I remember my first WSET class. The first thing our instructor told us was that to make wine, there are three entities that will affect the wine in the bottle. The first was the vineyard, the second the winemaker and the third the government. I’ve gained a bit of experience in the vineyard, helping Tin Lizzie Wineworks plant an experimental vineyard. I also have a few vines in the backyard. I’ve made wine from kits, a mead from scratch and now have a barrel of Cabernet Sauvignon at a Virginia winery and another barrel of Cab at a Maryland winery. However, I haven’t experienced government in action. So I decided to attend a Department of Planning and Zoning meeting for Howard County, Maryland.

The Planning Board meeting began just a few minutes late with a report. About twenty people in the audience listened to the presentation with some degree of interest, although the first presentation had nothing to do with vineyards or wineries. The second agenda item looked at zoning for wind machines. This item was of interest especially since many wineries have some sort of green initiatives. Several of the Mendocino wineries visited are purchasing energy created by wind machines.

Then an hour and a half later, came the zoning petition that dealt with wineries. Of note, Howard County, Maryland has some of the most restrictive laws in the nation regarding the building of a winery. We don’t have a winery with a tasting room. Hopefully the petition ZRA-130 can change that.

Basically the proposal defines “Farm Winery class 1” and “Farm Winery class 2” and what would be permitted by each. The number of visitors to each class of winery, at any one time, are defining factors. Conditional use and accessory use were discussed. It was mentioned that neighboring counties treat wineries as agricultural entities. The board members seem perplexed. The language of the petition is not easily understood.

Then came the public discussion and two dissenting speakers voiced a number of opinions. One worry was that kids playing in the street when people who attended a tasting and drank too much walked or drove by. This is a concern, not a fact. It was pointed out later that there are parties at residences where people leave drunk and pass kids in the street. That statement was a fact. It was also noted that wineries may not serve anyone suspected of being inebriated. In Maryland, tasting room staffs have to be trained to know when not to serve someone.

Another concern is that a farm winery is a commercial enterprise and will be right next to neighborhoods. Again, this concern was opinion and not fact. This borders on the debate of whether a winery is an agricultural entity or not. About the only point of this concern that I believe warrants any thought is the roadway to the winery.
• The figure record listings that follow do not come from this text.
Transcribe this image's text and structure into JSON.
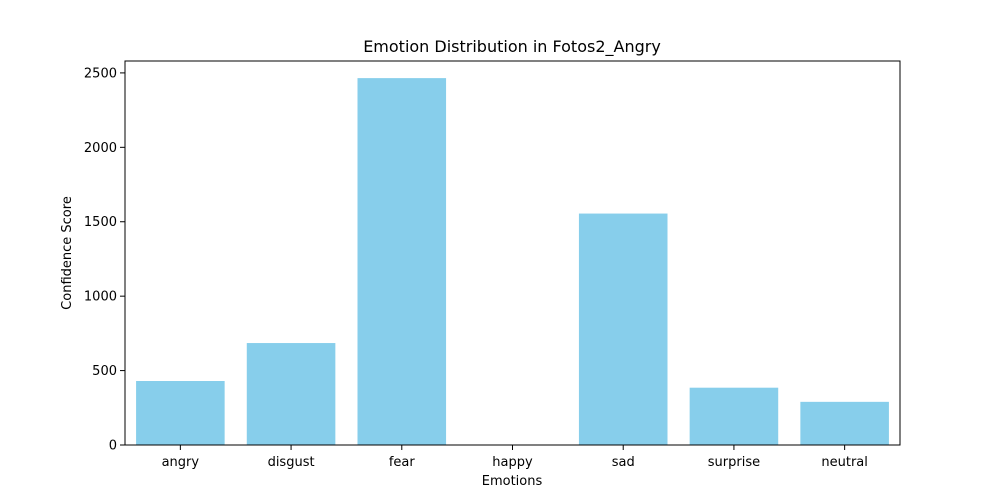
{
  "chart_data": {
    "type": "bar",
    "title": "Emotion Distribution in Fotos2_Angry",
    "xlabel": "Emotions",
    "ylabel": "Confidence Score",
    "categories": [
      "angry",
      "disgust",
      "fear",
      "happy",
      "sad",
      "surprise",
      "neutral"
    ],
    "values": [
      430,
      685,
      2465,
      0,
      1555,
      385,
      290
    ],
    "ylim": [
      0,
      2580
    ],
    "yticks": [
      0,
      500,
      1000,
      1500,
      2000,
      2500
    ],
    "grid": false,
    "legend": "none",
    "bar_color": "#87CEEB"
  }
}
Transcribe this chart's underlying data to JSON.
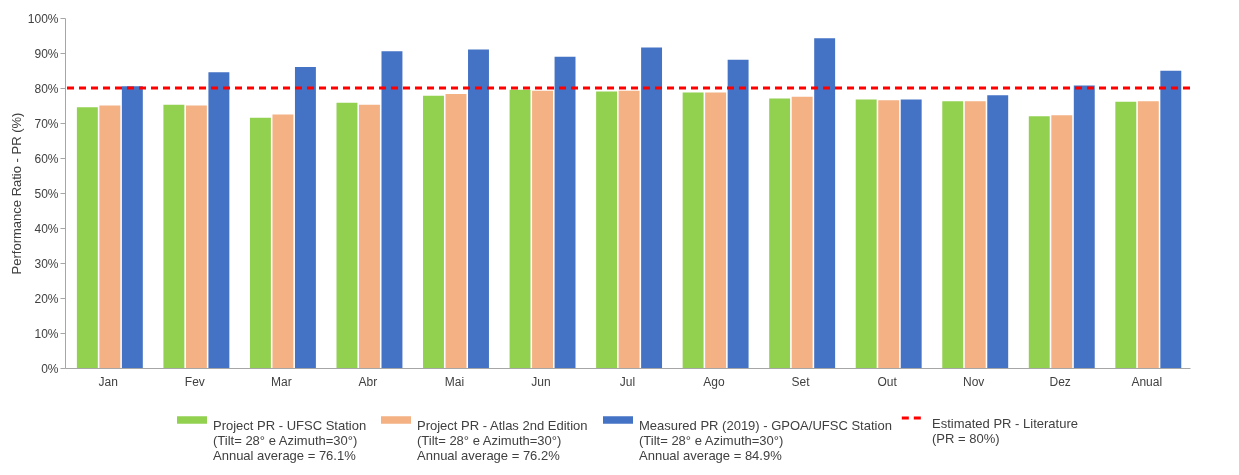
{
  "chart_data": {
    "type": "bar",
    "ylabel": "Performance Ratio - PR (%)",
    "categories": [
      "Jan",
      "Fev",
      "Mar",
      "Abr",
      "Mai",
      "Jun",
      "Jul",
      "Ago",
      "Set",
      "Out",
      "Nov",
      "Dez",
      "Anual"
    ],
    "series": [
      {
        "name": "Project PR - UFSC Station\n(Tilt= 28° e Azimuth=30°)\nAnnual average = 76.1%",
        "color": "#92d050",
        "values": [
          74.5,
          75.2,
          71.5,
          75.8,
          77.8,
          79.5,
          79.0,
          78.7,
          77.0,
          76.7,
          76.2,
          71.9,
          76.1
        ]
      },
      {
        "name": "Project PR - Atlas 2nd Edition\n(Tilt= 28° e Azimuth=30°)\nAnnual average = 76.2%",
        "color": "#f4b183",
        "values": [
          75.0,
          75.0,
          72.4,
          75.2,
          78.3,
          79.2,
          79.2,
          78.7,
          77.5,
          76.5,
          76.2,
          72.2,
          76.2
        ]
      },
      {
        "name": "Measured PR (2019) - GPOA/UFSC Station\n(Tilt= 28° e Azimuth=30°)\nAnnual average = 84.9%",
        "color": "#4472c4",
        "values": [
          80.5,
          84.5,
          86.0,
          90.5,
          91.0,
          88.9,
          91.6,
          88.1,
          94.2,
          76.7,
          77.9,
          80.7,
          84.9
        ]
      }
    ],
    "ref_lines": [
      {
        "axis": "y",
        "value": 80,
        "label": "Estimated PR - Literature\n(PR = 80%)",
        "color": "#ff0000",
        "line_style": "dashed"
      }
    ],
    "ylim": [
      0,
      100
    ],
    "yticks": [
      {
        "value": 0,
        "label": "0%"
      },
      {
        "value": 10,
        "label": "10%"
      },
      {
        "value": 20,
        "label": "20%"
      },
      {
        "value": 30,
        "label": "30%"
      },
      {
        "value": 40,
        "label": "40%"
      },
      {
        "value": 50,
        "label": "50%"
      },
      {
        "value": 60,
        "label": "60%"
      },
      {
        "value": 70,
        "label": "70%"
      },
      {
        "value": 80,
        "label": "80%"
      },
      {
        "value": 90,
        "label": "90%"
      },
      {
        "value": 100,
        "label": "100%"
      }
    ],
    "grid": false,
    "legend": "bottom"
  }
}
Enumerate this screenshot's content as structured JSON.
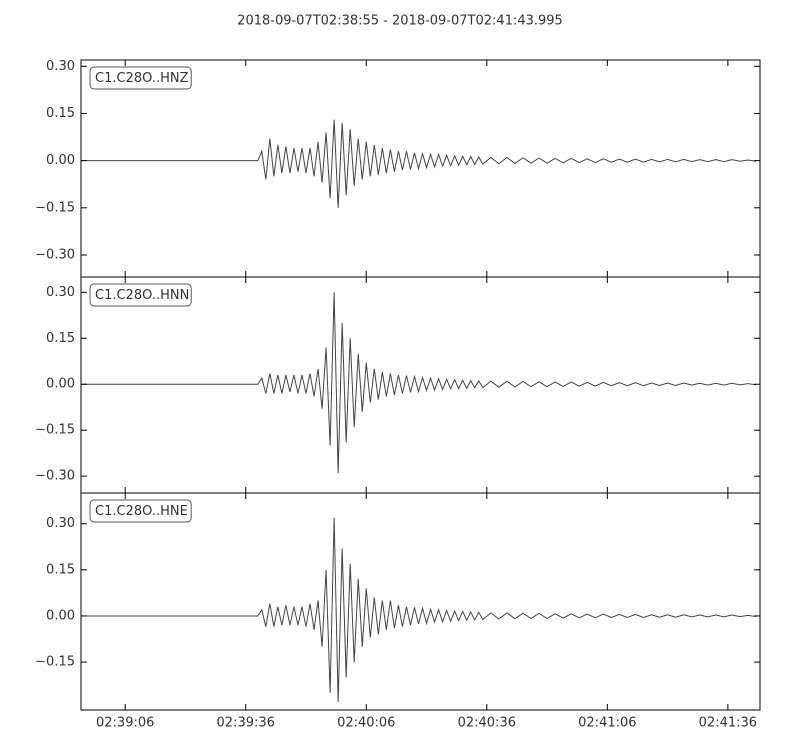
{
  "title": "2018-09-07T02:38:55  -  2018-09-07T02:41:43.995",
  "chart_data": [
    {
      "type": "line",
      "xlim": [
        0,
        168.995
      ],
      "ylim": [
        -0.37,
        0.32
      ],
      "yticks": [
        {
          "value": -0.3,
          "label": "−0.30"
        },
        {
          "value": -0.15,
          "label": "−0.15"
        },
        {
          "value": 0,
          "label": "0.00"
        },
        {
          "value": 0.15,
          "label": "0.15"
        },
        {
          "value": 0.3,
          "label": "0.30"
        }
      ],
      "x": [
        0,
        10,
        20,
        30,
        40,
        44,
        45,
        46,
        47,
        48,
        49,
        50,
        51,
        52,
        53,
        54,
        55,
        56,
        57,
        58,
        59,
        60,
        61,
        62,
        63,
        64,
        65,
        66,
        67,
        68,
        69,
        70,
        71,
        72,
        73,
        74,
        75,
        76,
        77,
        78,
        79,
        80,
        81,
        82,
        83,
        84,
        85,
        86,
        87,
        88,
        89,
        90,
        91,
        92,
        93,
        94,
        95,
        96,
        97,
        98,
        99,
        100,
        102,
        104,
        106,
        108,
        110,
        112,
        114,
        116,
        118,
        120,
        122,
        124,
        126,
        128,
        130,
        132,
        134,
        136,
        138,
        140,
        142,
        144,
        146,
        148,
        150,
        152,
        154,
        156,
        158,
        160,
        162,
        164,
        166,
        168
      ],
      "series": [
        {
          "name": "C1.C28O..HNZ",
          "color": "#444444",
          "values": [
            0,
            0,
            0,
            0,
            0,
            0,
            0.03,
            -0.06,
            0.07,
            -0.05,
            0.05,
            -0.04,
            0.045,
            -0.04,
            0.04,
            -0.035,
            0.04,
            -0.04,
            0.04,
            -0.05,
            0.06,
            -0.07,
            0.09,
            -0.12,
            0.13,
            -0.15,
            0.12,
            -0.11,
            0.1,
            -0.08,
            0.07,
            -0.06,
            0.06,
            -0.05,
            0.05,
            -0.045,
            0.04,
            -0.04,
            0.035,
            -0.035,
            0.03,
            -0.03,
            0.03,
            -0.028,
            0.025,
            -0.025,
            0.022,
            -0.022,
            0.02,
            -0.02,
            0.02,
            -0.018,
            0.017,
            -0.016,
            0.015,
            -0.015,
            0.014,
            -0.013,
            0.013,
            -0.012,
            0.012,
            -0.011,
            0.01,
            -0.01,
            0.01,
            -0.009,
            0.009,
            -0.008,
            0.008,
            -0.008,
            0.007,
            -0.007,
            0.007,
            -0.006,
            0.006,
            -0.006,
            0.006,
            -0.005,
            0.005,
            -0.005,
            0.005,
            -0.005,
            0.004,
            -0.004,
            0.004,
            -0.004,
            0.004,
            -0.003,
            0.003,
            -0.003,
            0.003,
            -0.003,
            0.003,
            -0.002,
            0.002,
            -0.002
          ]
        }
      ]
    },
    {
      "type": "line",
      "xlim": [
        0,
        168.995
      ],
      "ylim": [
        -0.355,
        0.35
      ],
      "yticks": [
        {
          "value": -0.3,
          "label": "−0.30"
        },
        {
          "value": -0.15,
          "label": "−0.15"
        },
        {
          "value": 0,
          "label": "0.00"
        },
        {
          "value": 0.15,
          "label": "0.15"
        },
        {
          "value": 0.3,
          "label": "0.30"
        }
      ],
      "x": [
        0,
        10,
        20,
        30,
        40,
        44,
        45,
        46,
        47,
        48,
        49,
        50,
        51,
        52,
        53,
        54,
        55,
        56,
        57,
        58,
        59,
        60,
        61,
        62,
        63,
        64,
        65,
        66,
        67,
        68,
        69,
        70,
        71,
        72,
        73,
        74,
        75,
        76,
        77,
        78,
        79,
        80,
        81,
        82,
        83,
        84,
        85,
        86,
        87,
        88,
        89,
        90,
        91,
        92,
        93,
        94,
        95,
        96,
        97,
        98,
        99,
        100,
        102,
        104,
        106,
        108,
        110,
        112,
        114,
        116,
        118,
        120,
        122,
        124,
        126,
        128,
        130,
        132,
        134,
        136,
        138,
        140,
        142,
        144,
        146,
        148,
        150,
        152,
        154,
        156,
        158,
        160,
        162,
        164,
        166,
        168
      ],
      "series": [
        {
          "name": "C1.C28O..HNN",
          "color": "#444444",
          "values": [
            0,
            0,
            0,
            0,
            0,
            0,
            0.02,
            -0.03,
            0.035,
            -0.03,
            0.03,
            -0.03,
            0.03,
            -0.025,
            0.03,
            -0.03,
            0.03,
            -0.03,
            0.035,
            -0.04,
            0.05,
            -0.08,
            0.12,
            -0.2,
            0.3,
            -0.29,
            0.2,
            -0.19,
            0.15,
            -0.14,
            0.1,
            -0.09,
            0.07,
            -0.06,
            0.05,
            -0.05,
            0.04,
            -0.04,
            0.035,
            -0.035,
            0.03,
            -0.03,
            0.028,
            -0.026,
            0.025,
            -0.024,
            0.022,
            -0.02,
            0.02,
            -0.019,
            0.018,
            -0.017,
            0.016,
            -0.015,
            0.015,
            -0.014,
            0.013,
            -0.013,
            0.012,
            -0.012,
            0.011,
            -0.011,
            0.01,
            -0.01,
            0.01,
            -0.009,
            0.009,
            -0.008,
            0.008,
            -0.008,
            0.007,
            -0.007,
            0.007,
            -0.006,
            0.006,
            -0.006,
            0.006,
            -0.005,
            0.005,
            -0.005,
            0.005,
            -0.005,
            0.004,
            -0.004,
            0.004,
            -0.004,
            0.004,
            -0.003,
            0.003,
            -0.003,
            0.003,
            -0.003,
            0.003,
            -0.002,
            0.002,
            -0.002
          ]
        }
      ]
    },
    {
      "type": "line",
      "xlim": [
        0,
        168.995
      ],
      "ylim": [
        -0.306,
        0.4
      ],
      "yticks": [
        {
          "value": -0.15,
          "label": "−0.15"
        },
        {
          "value": 0,
          "label": "0.00"
        },
        {
          "value": 0.15,
          "label": "0.15"
        },
        {
          "value": 0.3,
          "label": "0.30"
        }
      ],
      "xticks": [
        {
          "value": 11,
          "label": "02:39:06"
        },
        {
          "value": 41,
          "label": "02:39:36"
        },
        {
          "value": 71,
          "label": "02:40:06"
        },
        {
          "value": 101,
          "label": "02:40:36"
        },
        {
          "value": 131,
          "label": "02:41:06"
        },
        {
          "value": 161,
          "label": "02:41:36"
        }
      ],
      "x": [
        0,
        10,
        20,
        30,
        40,
        44,
        45,
        46,
        47,
        48,
        49,
        50,
        51,
        52,
        53,
        54,
        55,
        56,
        57,
        58,
        59,
        60,
        61,
        62,
        63,
        64,
        65,
        66,
        67,
        68,
        69,
        70,
        71,
        72,
        73,
        74,
        75,
        76,
        77,
        78,
        79,
        80,
        81,
        82,
        83,
        84,
        85,
        86,
        87,
        88,
        89,
        90,
        91,
        92,
        93,
        94,
        95,
        96,
        97,
        98,
        99,
        100,
        102,
        104,
        106,
        108,
        110,
        112,
        114,
        116,
        118,
        120,
        122,
        124,
        126,
        128,
        130,
        132,
        134,
        136,
        138,
        140,
        142,
        144,
        146,
        148,
        150,
        152,
        154,
        156,
        158,
        160,
        162,
        164,
        166,
        168
      ],
      "series": [
        {
          "name": "C1.C28O..HNE",
          "color": "#444444",
          "values": [
            0,
            0,
            0,
            0,
            0,
            0,
            0.02,
            -0.035,
            0.04,
            -0.035,
            0.03,
            -0.03,
            0.035,
            -0.03,
            0.03,
            -0.03,
            0.03,
            -0.035,
            0.04,
            -0.045,
            0.05,
            -0.1,
            0.15,
            -0.25,
            0.32,
            -0.28,
            0.22,
            -0.2,
            0.17,
            -0.15,
            0.12,
            -0.1,
            0.09,
            -0.07,
            0.06,
            -0.06,
            0.05,
            -0.045,
            0.05,
            -0.04,
            0.035,
            -0.035,
            0.03,
            -0.03,
            0.028,
            -0.026,
            0.025,
            -0.024,
            0.022,
            -0.02,
            0.02,
            -0.019,
            0.018,
            -0.017,
            0.016,
            -0.015,
            0.015,
            -0.014,
            0.013,
            -0.013,
            0.012,
            -0.012,
            0.01,
            -0.01,
            0.01,
            -0.009,
            0.009,
            -0.008,
            0.008,
            -0.008,
            0.007,
            -0.007,
            0.007,
            -0.006,
            0.006,
            -0.006,
            0.006,
            -0.005,
            0.005,
            -0.005,
            0.005,
            -0.005,
            0.004,
            -0.004,
            0.004,
            -0.004,
            0.004,
            -0.003,
            0.003,
            -0.003,
            0.003,
            -0.003,
            0.003,
            -0.002,
            0.002,
            -0.002
          ]
        }
      ]
    }
  ]
}
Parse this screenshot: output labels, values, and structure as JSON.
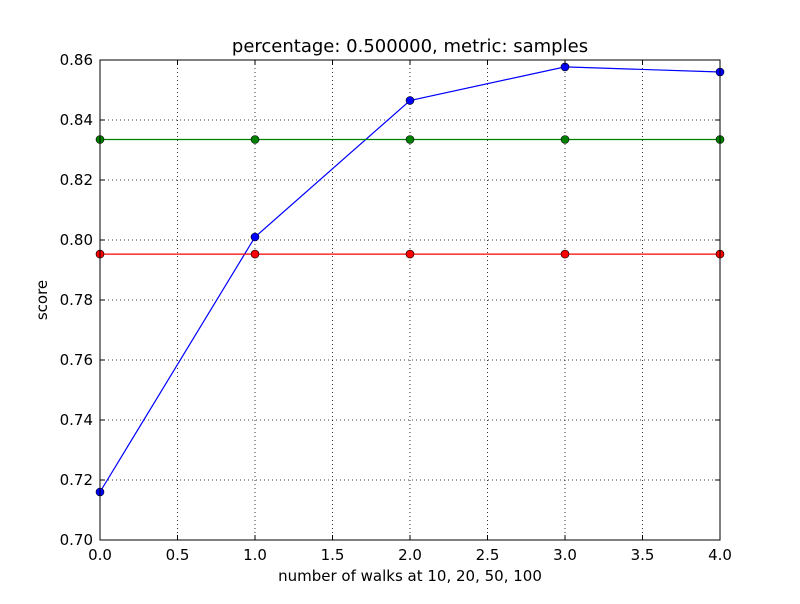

There was concern about enforcing the number of people the proposal permits. The petition limited the number of events to 15 per year. The opponents voiced that events would be held outside during the months from May through October and in reality this is 15 events in a six-month period. Again their concern is based on opinion and not fact. Other speakers as well as board members shot this down citing winery events that they have attended between the months of November through April.

Then the opponents tried to convince the planning and zoning board that there would be 500 people with 250 cars attending jazz events. Again this was presented as a fact when in reality it is an opinion.

The discussion continued with information presented by the supporters. Several indicated that the present language in the petition is still too restrictive. Others pointed out that the current language of operating hours from 9:00 am to 5:00 pm would not allow winemakers or vineyard workers to work at any other times then between those hours.

So the board discussed and passed the petition with their recommendations. Basically they are going to have to define the access road and change some of the language to define the hours the winery can be open to the public rather than operating hours.

It next will go on to the county council. Will this help to create wineries in Howard County or is it so restrictive that people who have the passion for wineries and vineyards will look 30 miles to Loudon County, Virginia where wineries are welcome and encouraged?